Evidently, the Law Society took this prediction as a failure to understand confidentiality and even stated that Susskind “was bringing the profession into disrepute”. As we all know, however, it did not take long before Susskind’s prediction came true and today e-mail is the number one source of communication between lawyers and clients. In Sweden there is another story on the same theme, when Swedish minister Ines Uusman in the late 90s said that internet was just a fad.
These stories tell us to be careful when condemning new techniques and predictions on their potential to change habitual working practices. Today, parallels can be made to the skepticism on the legal market towards cloud computing, virtual law practice and outsourcing of IT infrastructure to professional provides. Arguments are made about security in the same manner as confidentiality was brought up against Susskind’s e-mail prediction. But as with e-mails and the internet, the cloud computing trend will most likely be common practice within short.

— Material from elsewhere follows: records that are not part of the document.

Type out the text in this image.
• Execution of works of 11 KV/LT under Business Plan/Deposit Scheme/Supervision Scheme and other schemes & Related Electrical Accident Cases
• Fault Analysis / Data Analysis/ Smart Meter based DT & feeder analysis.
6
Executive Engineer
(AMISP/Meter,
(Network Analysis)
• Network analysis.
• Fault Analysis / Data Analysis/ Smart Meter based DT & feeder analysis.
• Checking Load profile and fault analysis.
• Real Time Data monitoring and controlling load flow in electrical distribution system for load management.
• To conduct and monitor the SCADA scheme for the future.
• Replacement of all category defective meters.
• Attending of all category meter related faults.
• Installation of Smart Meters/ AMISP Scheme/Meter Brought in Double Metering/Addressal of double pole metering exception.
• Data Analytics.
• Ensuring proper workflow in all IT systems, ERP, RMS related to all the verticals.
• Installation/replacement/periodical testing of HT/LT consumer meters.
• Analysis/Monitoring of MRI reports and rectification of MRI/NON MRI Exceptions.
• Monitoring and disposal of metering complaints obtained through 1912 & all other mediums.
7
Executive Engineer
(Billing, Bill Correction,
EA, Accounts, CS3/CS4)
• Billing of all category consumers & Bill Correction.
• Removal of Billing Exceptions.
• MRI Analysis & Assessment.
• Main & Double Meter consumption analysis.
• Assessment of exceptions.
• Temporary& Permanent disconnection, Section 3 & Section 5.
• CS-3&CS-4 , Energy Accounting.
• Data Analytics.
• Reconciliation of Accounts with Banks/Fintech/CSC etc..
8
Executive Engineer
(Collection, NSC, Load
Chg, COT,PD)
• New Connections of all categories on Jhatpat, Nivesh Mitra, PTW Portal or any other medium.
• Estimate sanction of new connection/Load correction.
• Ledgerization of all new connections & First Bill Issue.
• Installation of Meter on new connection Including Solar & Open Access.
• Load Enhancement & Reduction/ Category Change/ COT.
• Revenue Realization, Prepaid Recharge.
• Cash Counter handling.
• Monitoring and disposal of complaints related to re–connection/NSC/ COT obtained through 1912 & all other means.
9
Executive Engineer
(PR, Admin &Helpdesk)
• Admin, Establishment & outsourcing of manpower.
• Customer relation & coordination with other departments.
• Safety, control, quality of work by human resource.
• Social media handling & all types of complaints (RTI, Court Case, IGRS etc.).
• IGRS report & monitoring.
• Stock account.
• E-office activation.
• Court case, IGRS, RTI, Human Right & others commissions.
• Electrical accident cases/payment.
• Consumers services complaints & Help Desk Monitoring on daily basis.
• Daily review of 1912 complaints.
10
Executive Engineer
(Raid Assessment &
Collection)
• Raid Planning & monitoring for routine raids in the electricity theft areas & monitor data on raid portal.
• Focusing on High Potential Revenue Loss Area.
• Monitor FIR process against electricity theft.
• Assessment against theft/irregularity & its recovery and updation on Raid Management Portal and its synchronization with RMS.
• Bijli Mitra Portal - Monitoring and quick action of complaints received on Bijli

As concluded by Adam Hartung in an article previously referred to here on Legal Innovation Blog (Using technology when competing): “Our businesses rarely get into trouble from something we know well. It’s what we don’t know, what we ignore, that gets us in trouble.” It is far too easy to dismiss something as not applicable or relevant to you and your business simply because you are not familiar with it. This is often true to new technology.
So, try to keep an open mind and be careful when condemning new technology. Otherwise, you might end up like Ines Uusman, who is famous solely for her quotation on internet as a fad.